There is no better way to say what happened to me, except for that my training partners and I have been BEASTIN' on our workouts. It's the only way to solicit unmitigated change. If you're working that hard, there is absolutely no way to fail. To work intensely hard, stands you out from your competition. You are a complete road warrior to your advancement, instead of a roadblock. You rule your body, not some box someone told you to jump in.

So...sprints monday...and Tuesday morning Capoeira and muay thai exercises. Worked the girls to death! They were happy to work through. It was gratifying. One thing I noticed is that you have to teach people how to beast. It's not an everyday action where you give into your fatigue. It's something where you pick up all your reserve energy and you push it through, all the way through. It's a window into tomorrow, the body you want. Simple as that, and there is nothing in this world that can change that.
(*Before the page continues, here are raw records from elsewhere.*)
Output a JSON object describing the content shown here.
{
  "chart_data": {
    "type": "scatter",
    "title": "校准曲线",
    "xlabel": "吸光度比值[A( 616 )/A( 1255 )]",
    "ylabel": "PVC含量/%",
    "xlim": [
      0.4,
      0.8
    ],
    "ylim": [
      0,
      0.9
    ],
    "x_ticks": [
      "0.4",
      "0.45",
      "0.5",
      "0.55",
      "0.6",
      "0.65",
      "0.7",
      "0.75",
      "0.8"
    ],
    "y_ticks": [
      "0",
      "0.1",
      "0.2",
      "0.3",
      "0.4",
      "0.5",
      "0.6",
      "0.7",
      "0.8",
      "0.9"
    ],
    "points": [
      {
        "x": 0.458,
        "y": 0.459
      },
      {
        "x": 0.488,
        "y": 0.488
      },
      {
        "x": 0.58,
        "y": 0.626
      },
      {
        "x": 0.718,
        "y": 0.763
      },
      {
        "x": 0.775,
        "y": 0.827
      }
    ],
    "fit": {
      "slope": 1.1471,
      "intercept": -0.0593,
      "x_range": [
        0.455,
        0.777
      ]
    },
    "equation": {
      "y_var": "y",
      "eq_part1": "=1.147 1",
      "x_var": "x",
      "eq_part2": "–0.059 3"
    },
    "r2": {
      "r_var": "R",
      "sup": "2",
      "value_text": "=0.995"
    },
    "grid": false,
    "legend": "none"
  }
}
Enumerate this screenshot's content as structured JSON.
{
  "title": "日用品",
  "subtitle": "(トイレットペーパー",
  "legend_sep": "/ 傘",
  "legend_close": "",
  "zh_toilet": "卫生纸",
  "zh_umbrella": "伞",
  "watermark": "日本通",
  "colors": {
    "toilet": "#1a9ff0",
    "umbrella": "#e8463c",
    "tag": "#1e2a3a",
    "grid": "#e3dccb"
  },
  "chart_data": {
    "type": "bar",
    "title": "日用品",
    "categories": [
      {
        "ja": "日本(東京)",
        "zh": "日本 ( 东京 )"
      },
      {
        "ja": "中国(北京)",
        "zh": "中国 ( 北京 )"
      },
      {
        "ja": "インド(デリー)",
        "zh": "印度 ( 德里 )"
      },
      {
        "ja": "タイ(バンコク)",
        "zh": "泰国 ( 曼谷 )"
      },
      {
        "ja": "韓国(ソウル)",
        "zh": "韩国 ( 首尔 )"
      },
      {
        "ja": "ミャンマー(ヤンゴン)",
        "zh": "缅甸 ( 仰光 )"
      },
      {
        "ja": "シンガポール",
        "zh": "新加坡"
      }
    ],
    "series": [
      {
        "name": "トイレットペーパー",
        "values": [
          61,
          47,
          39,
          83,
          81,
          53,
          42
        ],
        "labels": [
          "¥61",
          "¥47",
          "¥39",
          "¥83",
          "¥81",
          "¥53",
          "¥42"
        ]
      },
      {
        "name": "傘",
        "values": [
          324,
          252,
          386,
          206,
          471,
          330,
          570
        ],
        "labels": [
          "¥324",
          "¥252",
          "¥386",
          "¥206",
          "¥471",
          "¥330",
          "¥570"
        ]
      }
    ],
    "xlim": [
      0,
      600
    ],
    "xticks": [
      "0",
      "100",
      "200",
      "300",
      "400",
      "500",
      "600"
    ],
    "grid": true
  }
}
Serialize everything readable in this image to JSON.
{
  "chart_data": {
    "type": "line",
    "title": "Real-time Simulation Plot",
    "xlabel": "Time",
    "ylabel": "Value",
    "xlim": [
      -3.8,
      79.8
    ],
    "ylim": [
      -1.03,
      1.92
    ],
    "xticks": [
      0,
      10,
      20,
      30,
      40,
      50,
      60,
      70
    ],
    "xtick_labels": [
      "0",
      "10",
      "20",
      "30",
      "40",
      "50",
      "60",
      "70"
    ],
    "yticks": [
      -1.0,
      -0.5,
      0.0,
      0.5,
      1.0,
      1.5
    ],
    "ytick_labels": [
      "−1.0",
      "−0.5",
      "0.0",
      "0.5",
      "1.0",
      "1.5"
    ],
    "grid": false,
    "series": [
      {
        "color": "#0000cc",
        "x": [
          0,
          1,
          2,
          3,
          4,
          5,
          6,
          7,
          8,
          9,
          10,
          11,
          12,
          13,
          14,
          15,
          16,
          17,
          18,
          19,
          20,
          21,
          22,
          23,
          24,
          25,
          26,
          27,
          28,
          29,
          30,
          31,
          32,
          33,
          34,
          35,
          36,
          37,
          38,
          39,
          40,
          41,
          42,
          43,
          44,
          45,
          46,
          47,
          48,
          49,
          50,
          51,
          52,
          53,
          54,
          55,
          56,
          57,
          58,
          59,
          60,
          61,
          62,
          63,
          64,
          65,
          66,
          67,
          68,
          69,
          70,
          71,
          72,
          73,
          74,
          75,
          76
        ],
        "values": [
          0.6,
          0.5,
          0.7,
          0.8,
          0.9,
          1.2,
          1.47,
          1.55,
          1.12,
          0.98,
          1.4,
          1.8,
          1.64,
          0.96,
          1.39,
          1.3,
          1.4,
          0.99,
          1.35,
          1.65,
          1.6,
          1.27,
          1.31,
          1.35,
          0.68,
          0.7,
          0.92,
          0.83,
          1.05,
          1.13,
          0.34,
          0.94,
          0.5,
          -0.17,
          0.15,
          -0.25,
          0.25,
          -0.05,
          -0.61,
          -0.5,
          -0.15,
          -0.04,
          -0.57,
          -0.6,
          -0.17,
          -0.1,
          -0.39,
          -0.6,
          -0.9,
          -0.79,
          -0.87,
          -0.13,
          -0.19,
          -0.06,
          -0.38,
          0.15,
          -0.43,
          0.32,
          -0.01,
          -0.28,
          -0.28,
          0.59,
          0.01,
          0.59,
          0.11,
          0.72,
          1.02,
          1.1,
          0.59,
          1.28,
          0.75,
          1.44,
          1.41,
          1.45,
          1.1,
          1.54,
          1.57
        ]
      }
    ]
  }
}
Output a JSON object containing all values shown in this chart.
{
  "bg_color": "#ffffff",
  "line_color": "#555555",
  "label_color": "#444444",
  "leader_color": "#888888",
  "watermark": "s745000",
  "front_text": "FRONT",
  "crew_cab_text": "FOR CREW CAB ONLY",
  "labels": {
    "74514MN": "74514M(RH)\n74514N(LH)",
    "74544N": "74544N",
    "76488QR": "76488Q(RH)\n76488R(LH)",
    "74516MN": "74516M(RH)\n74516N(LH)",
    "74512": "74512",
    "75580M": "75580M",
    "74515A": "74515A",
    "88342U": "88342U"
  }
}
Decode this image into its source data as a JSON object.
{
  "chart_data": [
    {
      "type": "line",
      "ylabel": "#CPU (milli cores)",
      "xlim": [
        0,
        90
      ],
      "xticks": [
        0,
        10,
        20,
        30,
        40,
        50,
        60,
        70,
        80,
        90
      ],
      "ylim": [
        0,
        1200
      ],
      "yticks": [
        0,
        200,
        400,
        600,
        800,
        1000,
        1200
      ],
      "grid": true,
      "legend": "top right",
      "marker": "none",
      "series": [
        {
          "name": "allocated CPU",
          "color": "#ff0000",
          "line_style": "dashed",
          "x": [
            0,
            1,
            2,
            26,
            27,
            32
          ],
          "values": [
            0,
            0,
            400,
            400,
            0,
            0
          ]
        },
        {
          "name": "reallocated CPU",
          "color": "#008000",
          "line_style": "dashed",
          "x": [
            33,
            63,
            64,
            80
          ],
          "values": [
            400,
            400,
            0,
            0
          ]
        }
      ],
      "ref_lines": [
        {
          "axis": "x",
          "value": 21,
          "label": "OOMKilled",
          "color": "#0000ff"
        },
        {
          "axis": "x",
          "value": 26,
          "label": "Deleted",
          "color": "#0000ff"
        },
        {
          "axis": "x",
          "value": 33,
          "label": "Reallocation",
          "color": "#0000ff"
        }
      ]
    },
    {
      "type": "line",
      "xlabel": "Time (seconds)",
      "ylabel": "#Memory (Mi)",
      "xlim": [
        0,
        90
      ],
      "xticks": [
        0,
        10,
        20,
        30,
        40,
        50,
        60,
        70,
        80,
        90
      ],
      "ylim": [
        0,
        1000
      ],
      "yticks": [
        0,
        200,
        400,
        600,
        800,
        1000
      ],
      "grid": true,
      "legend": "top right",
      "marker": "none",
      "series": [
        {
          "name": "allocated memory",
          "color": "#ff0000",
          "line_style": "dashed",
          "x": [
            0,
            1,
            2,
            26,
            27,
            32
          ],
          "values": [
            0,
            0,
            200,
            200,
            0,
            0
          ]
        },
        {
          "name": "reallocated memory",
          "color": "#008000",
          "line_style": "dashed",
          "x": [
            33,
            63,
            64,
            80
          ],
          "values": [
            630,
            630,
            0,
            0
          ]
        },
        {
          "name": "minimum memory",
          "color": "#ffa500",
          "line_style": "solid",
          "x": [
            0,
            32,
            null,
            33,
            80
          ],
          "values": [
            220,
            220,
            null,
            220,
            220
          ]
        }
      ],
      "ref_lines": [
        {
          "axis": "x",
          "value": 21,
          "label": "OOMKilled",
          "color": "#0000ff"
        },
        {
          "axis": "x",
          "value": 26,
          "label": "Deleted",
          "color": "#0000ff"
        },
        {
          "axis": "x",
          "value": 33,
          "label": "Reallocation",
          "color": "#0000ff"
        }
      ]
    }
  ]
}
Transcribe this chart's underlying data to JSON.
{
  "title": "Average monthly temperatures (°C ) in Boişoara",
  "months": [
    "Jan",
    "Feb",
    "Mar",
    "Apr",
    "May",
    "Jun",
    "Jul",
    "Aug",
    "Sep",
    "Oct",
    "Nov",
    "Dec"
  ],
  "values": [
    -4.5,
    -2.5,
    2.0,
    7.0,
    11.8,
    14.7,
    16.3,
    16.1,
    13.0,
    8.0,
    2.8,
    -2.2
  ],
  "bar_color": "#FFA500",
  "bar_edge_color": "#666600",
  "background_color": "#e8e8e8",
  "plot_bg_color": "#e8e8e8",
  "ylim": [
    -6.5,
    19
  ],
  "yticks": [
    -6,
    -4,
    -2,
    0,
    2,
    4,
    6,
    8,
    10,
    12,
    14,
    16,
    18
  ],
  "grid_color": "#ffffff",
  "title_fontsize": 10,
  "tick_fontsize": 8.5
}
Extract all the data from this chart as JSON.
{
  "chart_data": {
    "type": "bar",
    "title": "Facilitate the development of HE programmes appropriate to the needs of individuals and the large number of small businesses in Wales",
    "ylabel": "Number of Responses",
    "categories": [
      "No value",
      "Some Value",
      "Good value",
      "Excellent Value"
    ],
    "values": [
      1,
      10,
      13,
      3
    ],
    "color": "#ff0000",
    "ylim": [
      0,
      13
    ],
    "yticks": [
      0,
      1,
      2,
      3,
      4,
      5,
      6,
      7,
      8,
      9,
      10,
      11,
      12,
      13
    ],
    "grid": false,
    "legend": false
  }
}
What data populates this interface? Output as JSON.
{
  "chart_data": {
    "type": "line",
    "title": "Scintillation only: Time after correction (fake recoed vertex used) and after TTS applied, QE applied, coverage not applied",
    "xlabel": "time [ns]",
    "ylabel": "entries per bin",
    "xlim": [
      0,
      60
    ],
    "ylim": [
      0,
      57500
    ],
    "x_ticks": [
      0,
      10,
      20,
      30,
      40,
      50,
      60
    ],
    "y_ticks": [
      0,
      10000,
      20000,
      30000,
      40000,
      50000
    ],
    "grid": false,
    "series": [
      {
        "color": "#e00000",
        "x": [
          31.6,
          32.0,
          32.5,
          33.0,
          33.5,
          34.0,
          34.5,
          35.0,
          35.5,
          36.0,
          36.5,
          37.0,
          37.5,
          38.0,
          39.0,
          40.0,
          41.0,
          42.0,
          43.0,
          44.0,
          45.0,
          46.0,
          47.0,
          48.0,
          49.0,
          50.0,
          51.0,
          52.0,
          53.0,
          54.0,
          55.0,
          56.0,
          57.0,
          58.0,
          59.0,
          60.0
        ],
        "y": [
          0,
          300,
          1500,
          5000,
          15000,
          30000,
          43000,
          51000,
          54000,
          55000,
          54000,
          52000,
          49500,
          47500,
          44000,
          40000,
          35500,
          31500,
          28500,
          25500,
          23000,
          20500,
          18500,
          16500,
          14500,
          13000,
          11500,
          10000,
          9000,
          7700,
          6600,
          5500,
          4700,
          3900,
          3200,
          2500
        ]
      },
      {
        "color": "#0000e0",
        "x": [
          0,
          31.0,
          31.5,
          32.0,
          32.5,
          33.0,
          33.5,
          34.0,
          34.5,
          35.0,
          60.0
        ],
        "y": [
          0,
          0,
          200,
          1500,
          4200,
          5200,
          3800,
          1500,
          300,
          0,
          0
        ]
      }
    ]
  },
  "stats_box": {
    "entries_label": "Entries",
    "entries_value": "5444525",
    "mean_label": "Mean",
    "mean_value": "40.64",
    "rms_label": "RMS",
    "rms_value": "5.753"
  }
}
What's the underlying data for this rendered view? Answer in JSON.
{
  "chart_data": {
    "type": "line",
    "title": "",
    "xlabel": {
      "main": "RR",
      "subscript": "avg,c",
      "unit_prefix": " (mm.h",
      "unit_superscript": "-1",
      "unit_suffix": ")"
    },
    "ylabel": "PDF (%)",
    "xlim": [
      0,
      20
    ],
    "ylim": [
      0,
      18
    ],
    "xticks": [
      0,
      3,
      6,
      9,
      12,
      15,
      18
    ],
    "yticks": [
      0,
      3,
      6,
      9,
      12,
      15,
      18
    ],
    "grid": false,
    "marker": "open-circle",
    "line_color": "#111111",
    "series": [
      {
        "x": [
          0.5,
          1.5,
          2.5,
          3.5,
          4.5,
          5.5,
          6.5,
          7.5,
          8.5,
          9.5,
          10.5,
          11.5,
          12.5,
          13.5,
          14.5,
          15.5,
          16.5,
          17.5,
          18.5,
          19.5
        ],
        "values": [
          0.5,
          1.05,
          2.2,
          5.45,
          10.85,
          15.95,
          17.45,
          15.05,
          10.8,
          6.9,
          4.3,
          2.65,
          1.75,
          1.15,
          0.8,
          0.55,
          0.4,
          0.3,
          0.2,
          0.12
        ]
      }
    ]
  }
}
     So if you think you are working hard though not seeing results, think again. Reevaluate your food and what you're doing and check to see if you are working to the level of your independent ability, or to frustration levels. Because frankly, if you aren't getting gassed and frustrated at how much harder you could have gone in that round, you didn't do all you could do. It's real simple.

Thursday, January 2, 2014

New Year, New Pace.

With the holidays over, it's time to refocus your mind at least until Valentine's Day! That being said, you have about six good weeks in you to make the changes necessary to begin your new year goals. But now how many of you think you will last until March? April? Bikini season? The big wedding or birthday? It's awesome to set all of these goals, but the number one thing that can affect you for better or for worse, is the pace at which you apply yourself.

     Yes sure, it's important to hit it hard and get going in the new year, especially if you're feeling motivated to hit this stride running. So it's tough to want to discourage any forward progression when a person is saying to me "I'm going to do this 21 day exercise streak" or all this other cardio (which I have a moderately huge attitude about, but that's another conversation). I would never want to discourage anyone who wants to work out, period. But it really boils down to you finding a schedule you can stick with.

     If you begin with 21 days or a 6 day per week exercise program, it's great, sure. Or maybe you've signed up for a six week boot camp, or a ten DVD interval workout set, and you are so certain that this is the way to go. Maybe you've signed up for a marathon and this has encouraged you to get up with others and go for a run. Okay again I'm not going to say "no! Don't do that!" But if it is totally off-colored in relation to a realistic aspect of yourself that vehemently opposes to say, getting up in the morning or the act of running, you are setting yourself up for failure.

    Fitness is not weight loss. It's not health food. It's not bodybuilding. It's not boot camp.. It's not being a size two. And it's definitely not taking oogles of supplements and maybe drugs. Fitness is a mentality, an action, a promise, a discipline, a regimen, a routine, a creed, and sometimes a fanatical religion. Okay so try not to make it that, or jump into a group that offers that level of nonsense. Fitness is an entity, a beast of its own making...but even more than any of those things, it is a pace that you apply to something you hopefully enjoy performing with regularity and general vigor. It's not quite like work and yet it is via sweat and routine, but it needs to be enjoyable.

     So if you want your fitness to make the most of you, and actually use it to improve and enhance your life, you must find a pace that you can maintain for at least 8 months out of this year. Happy new year, and start really planning the pace that works for you.